A user might not receive the notification email message because:

• The notification account was set up incorrectly.
• Autodiscover failed for the notification account.
• The Exchange Web Services (EWS) request to send the email message failed.

Review the following sections to troubleshoot email notification issues.

Check the notification account that retrieves Autodiscover settings

1. Make sure the Autodiscover service and EWS are configured on the Exchange Client Access services. For more information, see Client Access services and Autodiscover service in Exchange Server.

2. Verify that your notification account meets the following requirements:

   • The account has an active mailbox that's hosted by your Exchange on-premises server.

   • The account UPN matches the SMTP address.

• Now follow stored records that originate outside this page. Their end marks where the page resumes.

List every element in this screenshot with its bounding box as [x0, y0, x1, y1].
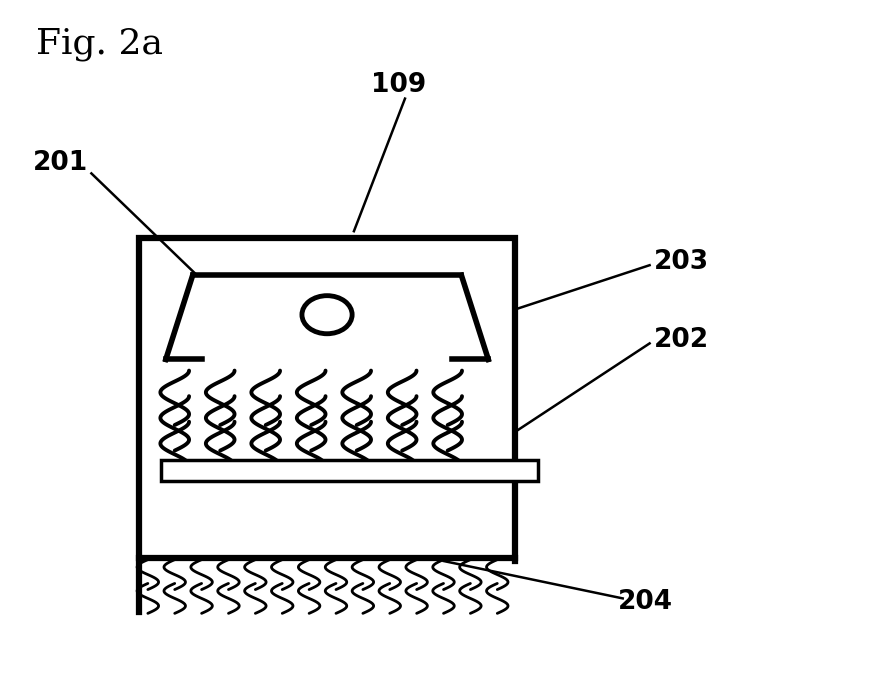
Bar [139, 238, 515, 558]
Bar [161, 460, 538, 481]
Text: 203: 203 [653, 249, 709, 275]
Text: 109: 109 [371, 72, 426, 98]
Text: 204: 204 [617, 589, 673, 615]
Text: Fig. 2a: Fig. 2a [36, 27, 163, 61]
Text: 201: 201 [33, 150, 89, 176]
Text: 202: 202 [653, 327, 709, 353]
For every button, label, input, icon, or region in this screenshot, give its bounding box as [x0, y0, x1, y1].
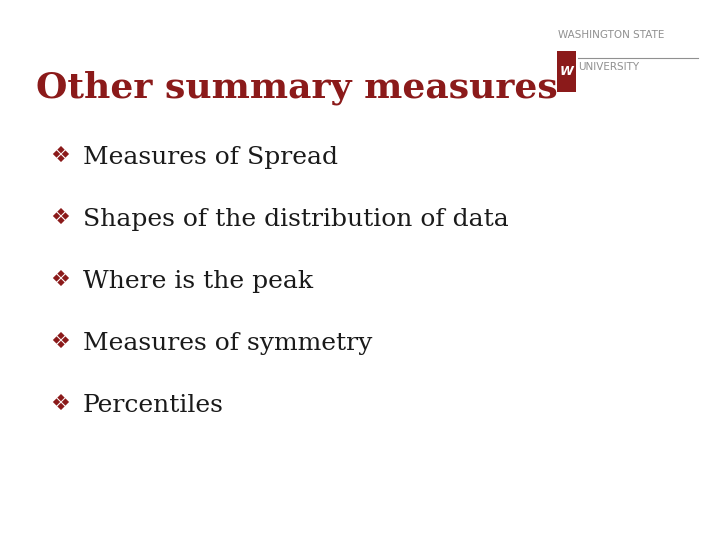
Text: Percentiles: Percentiles [83, 394, 224, 417]
Text: Shapes of the distribution of data: Shapes of the distribution of data [83, 208, 508, 231]
Text: Where is the peak: Where is the peak [83, 270, 313, 293]
Text: ❖: ❖ [50, 208, 71, 228]
Text: UNIVERSITY: UNIVERSITY [578, 62, 639, 72]
Text: WASHINGTON STATE: WASHINGTON STATE [558, 30, 665, 40]
Text: ❖: ❖ [50, 270, 71, 290]
Text: ❖: ❖ [50, 332, 71, 352]
Text: Other summary measures: Other summary measures [36, 70, 558, 105]
Text: Measures of symmetry: Measures of symmetry [83, 332, 372, 355]
Text: Measures of Spread: Measures of Spread [83, 146, 338, 169]
Text: ❖: ❖ [50, 146, 71, 166]
Text: ❖: ❖ [50, 394, 71, 414]
Text: W: W [559, 65, 573, 78]
FancyBboxPatch shape [557, 51, 576, 92]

3. Autodiscover requires a DNS server that has a DNS record for Autodiscover.SMTPdomain.com (for example Autodiscover.contoso.com) that points to your Exchange Client Access server. To check for the record, specify your FQDN in place of Autodiscover.SMTPdomain.com and follow these steps:

   1. At a command prompt, enter NSLOOKUP.

   2. Enter Autodiscover.SMTPdomain.com. The output should be similar to the following image:

      

   You can also test the Autodiscover service from the internet at https://testconnectivity.microsoft.com. Or test it from a local domain by using the Microsoft Connectivity Analyzer tool. For more information, see Microsoft Connectivity Analyzer tool.

Check Autodiscover

If Autodiscover fails, try the following steps:

1. Configure a valid Autodiscover DNS record.

2. Hard-code the EWS URL in the Intune Exchange connector configuration file:

   1. Determine the EWS URL. The default EWS URL for Exchange is https://<mailServerFQDN>/ews/exchange.asmx, but your URL might differ. Contact the Exchange administrator to verify the correct URL for your environment.

   2. Edit the OnPremisesExchangeConnectorServiceConfiguration.xml file. By default, the file is located in %ProgramData%\Microsoft\Windows Intune Exchange Connector on the computer that runs the Exchange connector. Open the file in a text editor, and then change the following line to reflect the EWS URL for your environment: <ExchangeWebServiceURL>https://<YourExchangeHOST>/EWS/Exchange.asmx</ExchangeWebServiceURL>

3. Save the file, and then restart the computer or restart the Microsoft Intune Exchange connector service.

Note

In this configuration, the Intune Exchange connector stops using Autodiscover and instead connects directly to the EWS URL.